Fast forward to Bank of America’s acquisition of Merrill Lynch. B of A certainly has a strong track record in acquiring other banks and the deal gives it a long-coveted brokerage business. But Merrill Lynch is a business unlike B of A’s previous acquisitions. Questions remain about whether B of A management really understands the problems that it has bought, and how to deal with the continual deterioration due to those problems. (See this post for a longer discussion.) A better model might that of Barclay’s, which walked away from Lehman in the absence of a government guarantee and reemerged to buy part of the Lehman after the bankruptcy. Sure, in waiting until after bankruptcy, Barclay’s lost talent and customers. But it also avoided immense downside.
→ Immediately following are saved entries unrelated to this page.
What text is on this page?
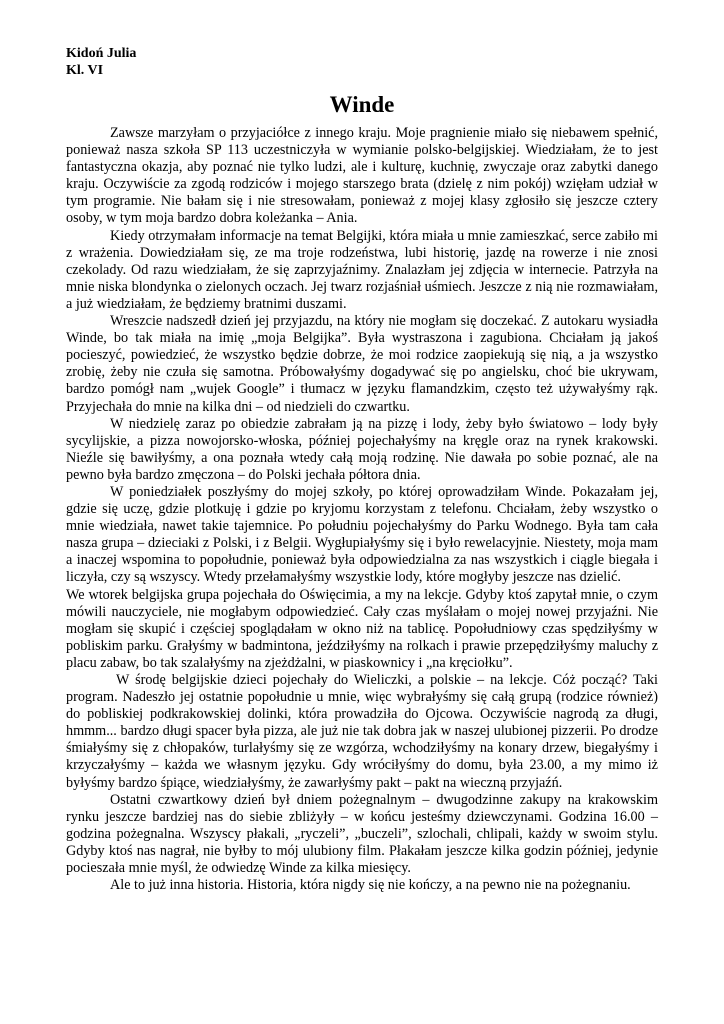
Kidoń Julia

Kl. VI

Winde

Zawsze marzyłam o przyjaciółce z innego kraju. Moje pragnienie miało się niebawem spełnić, ponieważ nasza szkoła SP 113 uczestniczyła w wymianie polsko-belgijskiej. Wiedziałam, że to jest fantastyczna okazja, aby poznać nie tylko ludzi, ale i kulturę, kuchnię, zwyczaje oraz zabytki danego kraju. Oczywiście za zgodą rodziców i mojego starszego brata (dzielę z nim pokój) wzięłam udział w tym programie. Nie bałam się i nie stresowałam, ponieważ z mojej klasy zgłosiło się jeszcze cztery osoby, w tym moja bardzo dobra koleżanka – Ania.

Kiedy otrzymałam informacje na temat Belgijki, która miała u mnie zamieszkać, serce zabiło mi z wrażenia. Dowiedziałam się, ze ma troje rodzeństwa, lubi historię, jazdę na rowerze i nie znosi czekolady. Od razu wiedziałam, że się zaprzyjaźnimy. Znalazłam jej zdjęcia w internecie. Patrzyła na mnie niska blondynka o zielonych oczach. Jej twarz rozjaśniał uśmiech. Jeszcze z nią nie rozmawiałam, a już wiedziałam, że będziemy bratnimi duszami.

Wreszcie nadszedł dzień jej przyjazdu, na który nie mogłam się doczekać. Z autokaru wysiadła Winde, bo tak miała na imię „moja Belgijka”. Była wystraszona i zagubiona. Chciałam ją jakoś pocieszyć, powiedzieć, że wszystko będzie dobrze, że moi rodzice zaopiekują się nią, a ja wszystko zrobię, żeby nie czuła się samotna. Próbowałyśmy dogadywać się po angielsku, choć bie ukrywam, bardzo pomógł nam „wujek Google” i tłumacz w języku flamandzkim, często też używałyśmy rąk. Przyjechała do mnie na kilka dni – od niedzieli do czwartku.

W niedzielę zaraz po obiedzie zabrałam ją na pizzę i lody, żeby było światowo – lody były sycylijskie, a pizza nowojorsko-włoska, później pojechałyśmy na kręgle oraz na rynek krakowski. Nieźle się bawiłyśmy, a ona poznała wtedy całą moją rodzinę. Nie dawała po sobie poznać, ale na pewno była bardzo zmęczona – do Polski jechała półtora dnia.

W poniedziałek poszłyśmy do mojej szkoły, po której oprowadziłam Winde. Pokazałam jej, gdzie się uczę, gdzie plotkuję i gdzie po kryjomu korzystam z telefonu. Chciałam, żeby wszystko o mnie wiedziała, nawet takie tajemnice. Po południu pojechałyśmy do Parku Wodnego. Była tam cała nasza grupa – dzieciaki z Polski, i z Belgii. Wygłupiałyśmy się i było rewelacyjnie. Niestety, moja mam a inaczej wspomina to popołudnie, ponieważ była odpowiedzialna za nas wszystkich i ciągle biegała i liczyła, czy są wszyscy. Wtedy przełamałyśmy wszystkie lody, które mogłyby jeszcze nas dzielić.

We wtorek belgijska grupa pojechała do Oświęcimia, a my na lekcje. Gdyby ktoś zapytał mnie, o czym mówili nauczyciele, nie mogłabym odpowiedzieć. Cały czas myślałam o mojej nowej przyjaźni. Nie mogłam się skupić i częściej spoglądałam w okno niż na tablicę. Popołudniowy czas spędziłyśmy w pobliskim parku. Grałyśmy w badmintona, jeździłyśmy na rolkach i prawie przepędziłyśmy maluchy z placu zabaw, bo tak szalałyśmy na zjeżdżalni, w piaskownicy i „na kręciołku”.

W środę belgijskie dzieci pojechały do Wieliczki, a polskie – na lekcje. Cóż począć? Taki program. Nadeszło jej ostatnie popołudnie u mnie, więc wybrałyśmy się całą grupą (rodzice również) do pobliskiej podkrakowskiej dolinki, która prowadziła do Ojcowa. Oczywiście nagrodą za długi, hmmm... bardzo długi spacer była pizza, ale już nie tak dobra jak w naszej ulubionej pizzerii. Po drodze śmiałyśmy się z chłopaków, turlałyśmy się ze wzgórza, wchodziłyśmy na konary drzew, biegałyśmy i krzyczałyśmy – każda we własnym języku. Gdy wróciłyśmy do domu, była 23.00, a my mimo iż byłyśmy bardzo śpiące, wiedziałyśmy, że zawarłyśmy pakt – pakt na wieczną przyjaźń.

Ostatni czwartkowy dzień był dniem pożegnalnym – dwugodzinne zakupy na krakowskim rynku jeszcze bardziej nas do siebie zbliżyły – w końcu jesteśmy dziewczynami. Godzina 16.00 – godzina pożegnalna. Wszyscy płakali, „ryczeli”, „buczeli”, szlochali, chlipali, każdy w swoim stylu. Gdyby ktoś nas nagrał, nie byłby to mój ulubiony film. Płakałam jeszcze kilka godzin później, jedynie pocieszała mnie myśl, że odwiedzę Winde za kilka miesięcy.

Ale to już inna historia. Historia, która nigdy się nie kończy, a na pewno nie na pożegnaniu.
An even better lesson comes from the disk-drive industry. In 1995 Seagate, the industry leader bought the number three player, Maxtor, for $1.9 billion. It was a pure consolidation play. Seagate kept Maxtor’s brand but almost none of its technology or employees; Seagate moved all manufacturing into its plants. Seagate reckons the takeover a success. While it lost half of Maxtor’s market share, the market share that it kept, combined with the higher pricing for the industry as a whole, left Seagate better off than before the merger. But how much better to be Western Digital, the number two disk-drive maker? It picked up most of the Maxtor market share that Seagate lost. It benefited from the stronger pricing. And it didn’t have to pay $1.9 billion or take on the integration risk for the privilege. In the current environment, there are definitely some advantages to waiting.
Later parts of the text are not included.